The student activist herself was charged with lèse-majesté in September 2020, after simply citing a list of public documents that refer to royal family expenditure. Sirikan comes from a family that has faced the consequences of decades of political repression. Her grandfather, Tiang Sirikhan was a journalist and politician who openly protested against Thailand's involvement in World War II. He was accused of being a Communist and abducted in 1952. According to Sirikhan's family, he was killed by the state.

The new report was conducted by The International Federation for Human Rights (FIDH), Thai Lawyer for Human Rights (TLHR), and Internet Law Reform Dialogue (iLaw). It accuses Thai authorities of an increasingly broad interpretation of Article 112, to the point of "absurdity," including charges against people for criticizing the government's COVID-19 vaccine management, wearing crop tops, insulting the previous monarch, or quoting a United Nations statement about Article 112.

Juthatip Sirikan speaks in front of democracy monument.

Shift to social media

While in the past the Article was only used against people who spoke about the royals, it's now being used as an alibi for more general political repression — which has also spurred more open campaigning to abolish it. Sirikan recounts recent cases of police charging people for spreading paint near the picture of the king during a protest, or even just for having a picture of the king as phone wallpaper.

The more than a century-old law is now largely playing out online, where much of today's protest takes place in Thailand. Sirikan says people are willing to go further on social media to expose information such as how the king intervenes in politics and the monarchy's accumulation of wealth, information the mainstream media rarely reports on them.

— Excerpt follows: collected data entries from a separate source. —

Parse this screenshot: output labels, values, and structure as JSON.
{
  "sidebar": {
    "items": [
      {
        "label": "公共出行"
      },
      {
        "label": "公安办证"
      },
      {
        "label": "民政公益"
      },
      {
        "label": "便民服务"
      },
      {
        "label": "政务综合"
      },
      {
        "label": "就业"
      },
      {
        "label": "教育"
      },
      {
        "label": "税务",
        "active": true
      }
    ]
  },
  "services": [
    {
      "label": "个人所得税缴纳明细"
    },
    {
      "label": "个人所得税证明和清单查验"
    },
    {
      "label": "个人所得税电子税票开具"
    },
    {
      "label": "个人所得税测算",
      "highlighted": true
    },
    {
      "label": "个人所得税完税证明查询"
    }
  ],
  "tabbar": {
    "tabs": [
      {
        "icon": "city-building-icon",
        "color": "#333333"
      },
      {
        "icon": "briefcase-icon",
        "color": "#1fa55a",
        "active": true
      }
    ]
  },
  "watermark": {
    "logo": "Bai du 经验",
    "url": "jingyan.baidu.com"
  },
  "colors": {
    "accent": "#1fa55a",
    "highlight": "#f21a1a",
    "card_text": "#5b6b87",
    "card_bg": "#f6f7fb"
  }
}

Not surprisingly, however, social media is heavily monitored and the military is involved in Intelligence operations and cyber attacks against human rights defenders and critics of any kind. In October 2020, Twitter took down 926 accounts, linked to the army and the government, which promoted themselves and attacked political opposition, and this June, Google removed two Maps with pictures, names, and addresses, of more than 400 people who were accused of insulting the Thai monarchy. "They are trying to control the internet as well," Sirikan says. "They are trying to censor every content that they find a threat".